If successful in humans, the study will be revolutionary for both the scientific community and patients, says MIT. The new approach can make use of organs that would otherwise have been discarded, and the researchers reckon they can get treatments for around 75 people from a single donated organ.

“It’s very promising,” says Valerie Gouon-Evans, a stem-cell biologist with a focus on liver regeneration, who is not involved in the research or with the company. “I’m really happy … this idea is getting into the clinic.”

Transplant is not the only way

As MIT reported, Eric Lagasse from LyGenesis — who is a stem-cell biologist at the University of Pittsburgh, has spent years researching cell-based treatments for liver disease. He said transplant doesn't work especially well for patients who are not well, and it's not the only solution.

Around 10 years ago, he was experimenting with the idea of injecting cells from healthy livers into diseased ones in mice. Only a small number of mice survived.

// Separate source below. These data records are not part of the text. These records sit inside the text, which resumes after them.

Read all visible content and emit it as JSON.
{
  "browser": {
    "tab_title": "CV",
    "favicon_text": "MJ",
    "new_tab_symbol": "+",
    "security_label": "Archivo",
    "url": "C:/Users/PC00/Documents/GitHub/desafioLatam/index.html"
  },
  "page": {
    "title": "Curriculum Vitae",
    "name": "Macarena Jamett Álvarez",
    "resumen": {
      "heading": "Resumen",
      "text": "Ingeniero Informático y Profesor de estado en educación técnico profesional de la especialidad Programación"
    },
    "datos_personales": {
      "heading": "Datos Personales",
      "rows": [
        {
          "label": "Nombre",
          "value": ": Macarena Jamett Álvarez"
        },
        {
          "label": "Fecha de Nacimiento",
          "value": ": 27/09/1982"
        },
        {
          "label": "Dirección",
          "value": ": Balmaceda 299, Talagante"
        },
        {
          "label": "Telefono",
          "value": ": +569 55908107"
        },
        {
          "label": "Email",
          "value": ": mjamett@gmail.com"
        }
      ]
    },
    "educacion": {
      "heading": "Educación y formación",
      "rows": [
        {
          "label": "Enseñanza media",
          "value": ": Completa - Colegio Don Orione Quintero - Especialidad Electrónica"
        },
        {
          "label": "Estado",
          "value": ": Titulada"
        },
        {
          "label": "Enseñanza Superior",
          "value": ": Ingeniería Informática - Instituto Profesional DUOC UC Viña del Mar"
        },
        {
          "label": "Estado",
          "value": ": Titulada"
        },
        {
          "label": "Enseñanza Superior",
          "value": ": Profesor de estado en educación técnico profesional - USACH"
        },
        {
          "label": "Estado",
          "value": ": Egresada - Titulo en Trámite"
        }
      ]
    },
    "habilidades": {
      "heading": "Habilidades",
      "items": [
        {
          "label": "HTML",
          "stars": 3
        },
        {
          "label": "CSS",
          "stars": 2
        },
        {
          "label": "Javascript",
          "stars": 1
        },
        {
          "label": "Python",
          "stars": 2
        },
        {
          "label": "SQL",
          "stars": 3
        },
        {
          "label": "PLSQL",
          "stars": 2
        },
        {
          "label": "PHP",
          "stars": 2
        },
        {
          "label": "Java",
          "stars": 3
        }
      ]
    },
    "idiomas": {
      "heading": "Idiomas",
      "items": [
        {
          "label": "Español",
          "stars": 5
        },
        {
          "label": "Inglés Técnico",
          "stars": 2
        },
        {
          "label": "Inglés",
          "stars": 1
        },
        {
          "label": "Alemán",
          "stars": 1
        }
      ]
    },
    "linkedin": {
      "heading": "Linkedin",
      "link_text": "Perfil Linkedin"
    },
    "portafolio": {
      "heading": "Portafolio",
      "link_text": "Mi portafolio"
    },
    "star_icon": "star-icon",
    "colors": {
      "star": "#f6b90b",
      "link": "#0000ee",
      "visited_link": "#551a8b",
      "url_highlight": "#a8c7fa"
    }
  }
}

When Lagasse and his colleagues later performed autopsies on those survivors, “I was very surprised,” he recalled. “We had a mini liver present … where the lymph node would be," he said.

Study abstract

Orthotopic liver transplantation continues to be the only effective therapy for patients with end-stage liver disease. Unfortunately, many of these patients are not considered transplant candidates, lacking effective therapeutic options that would address both the irreversible progression of their hepatic failure and the control of their portal hypertension. In this prospective study, a swine model was exploited to induce subacute liver failure. Autologous hepatocytes, isolated from the left hepatic lobe, were transplanted into the mesenteric lymph nodes (LNs) by direct cell injection. At 30-60 days after transplantation, hepatocyte engraftment in LNs was successfully identified in all transplanted animals with the degree of an ectopic liver mass detected being proportional to the induced native liver injury. These ectopic livers developed within the LNs showed remarkable histologic features of swine hepatic lobules, including the formation of sinusoids and bile ducts. On the basis of our previous tyrosinemic mouse model and the present pig models of induced subacute liver failure, the generation of auxiliary liver tissue using the LNs as hepatocyte engraftment sites represents a potential therapeutic approach to supplement declining hepatic function in the treatment of liver disease.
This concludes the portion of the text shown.